Furthermore, the appointment of Amy Oldenburg, one of Morgan Stanley’s longest-standing executives, to lead its digital asset team signals a serious commitment to this new investment frontier. Oldenburg's leadership will likely guide the bank's strategic initiatives in the cryptocurrency sector, leveraging her extensive experience in finance to navigate the complexities of digital asset management.

Morgan Stanley’s pivot towards cryptocurrency comes at a time when the broader financial landscape is increasingly receptive to digital assets. The firm also applied for a national trust banking charter on February 18, seeking to custody certain digital assets and execute purchases, sales, and swaps for clients in addition to staking services. This move not only enhances its capabilities in digital asset management but also positions it to capitalize on the evolving regulatory environment governing cryptocurrencies.

Before embracing this institutional crypto strategy, Morgan Stanley had recommended a 2% to 4% allocation to crypto portfolios for investors. This recommendation reflects a growing trend among financial institutions to incorporate cryptocurrencies into traditional investment strategies, acknowledging their potential as a hedge against inflation and a means of diversifying portfolios.

Additionally, the bank allowed its financial advisors to recommend crypto funds to clients with individual retirement accounts (IRAs) and 401(k)s, further facilitating access to cryptocurrency investments for a broader audience. The ability to integrate cryptocurrency into retirement accounts represents a significant step towards mainstream acceptance, as it enables investors to harness the potential growth of digital assets within their long-term savings plans.

As Morgan Stanley prepares to launch its Bitcoin ETF, it joins a competitive landscape where established players and new entrants are vying for market share. The dynamics of this market are rapidly evolving, with various firms exploring innovative ways to attract investors. The introduction of lower fees, as proposed by Morgan Stanley, is likely to be a driving force in reshaping the competitive landscape.

The implications of Morgan Stanley's move extend beyond just its own bottom line. The potential for a fee war may lead to lower costs for investors across the board, making cryptocurrency investments more accessible and appealing to a wider audience. This democratization of access could have significant ramifications for the adoption of Bitcoin and other digital assets in the financial ecosystem.
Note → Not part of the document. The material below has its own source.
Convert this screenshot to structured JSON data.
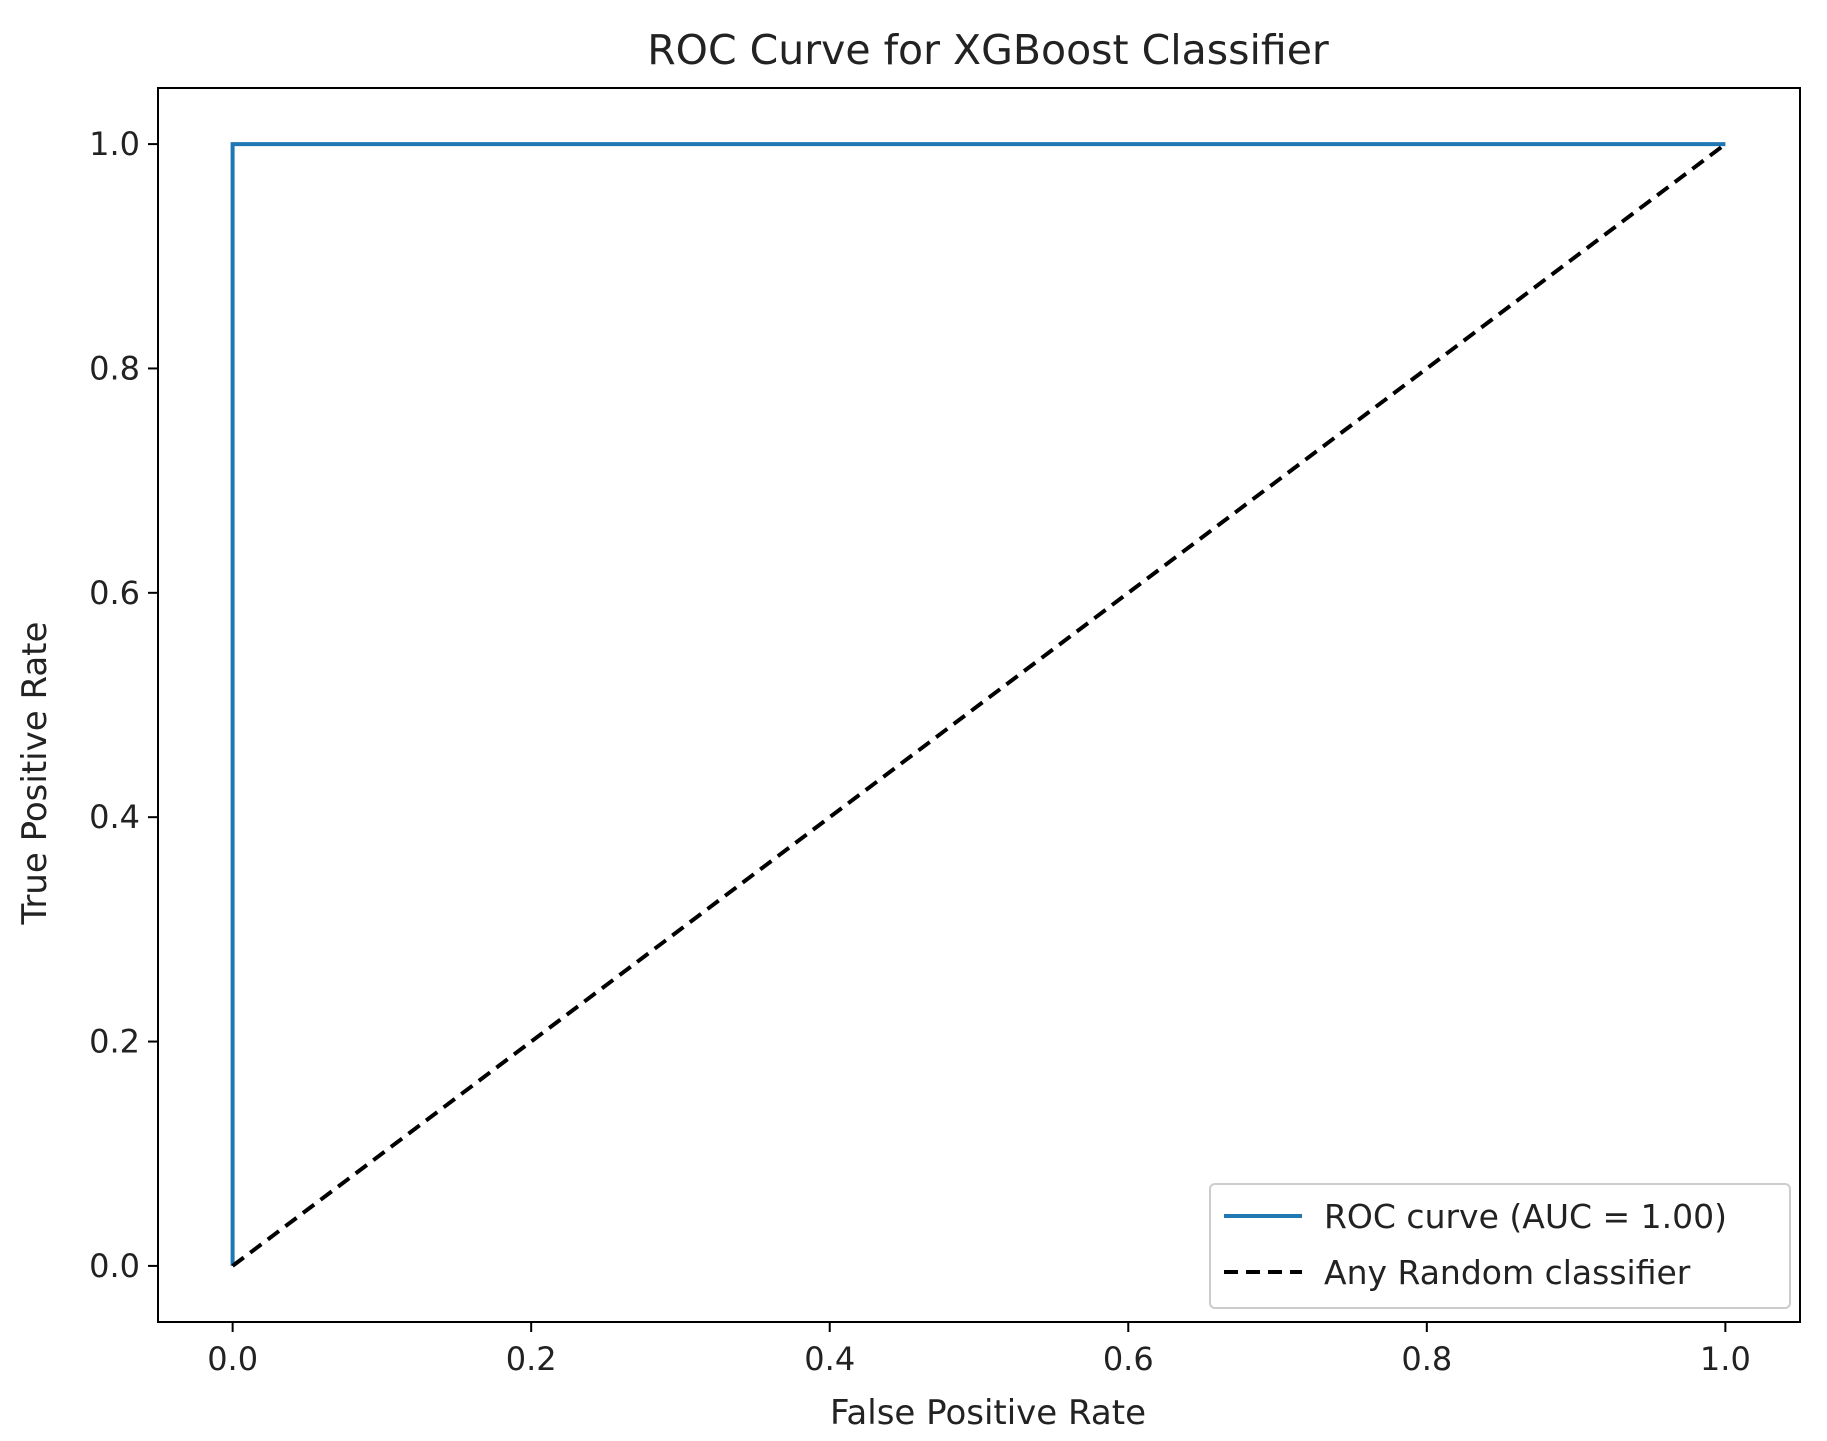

As the market awaits regulatory approval for Morgan Stanley’s Bitcoin ETF, the broader context of institutional adoption of cryptocurrencies will likely continue to evolve. The bank’s actions signal a shift in sentiment, where major financial institutions are increasingly willing to embrace digital assets as part of their investment offerings. This trend reflects a growing recognition of the legitimacy of cryptocurrencies and their place within the modern financial landscape.

The race to launch Bitcoin ETFs marks a pivotal moment in the cryptocurrency space, and Morgan Stanley’s proposal underscores its ambition to lead the charge. The firm’s strategic decisions will not only impact its own trajectory but also influence the broader market dynamics as competitors respond to the changing landscape.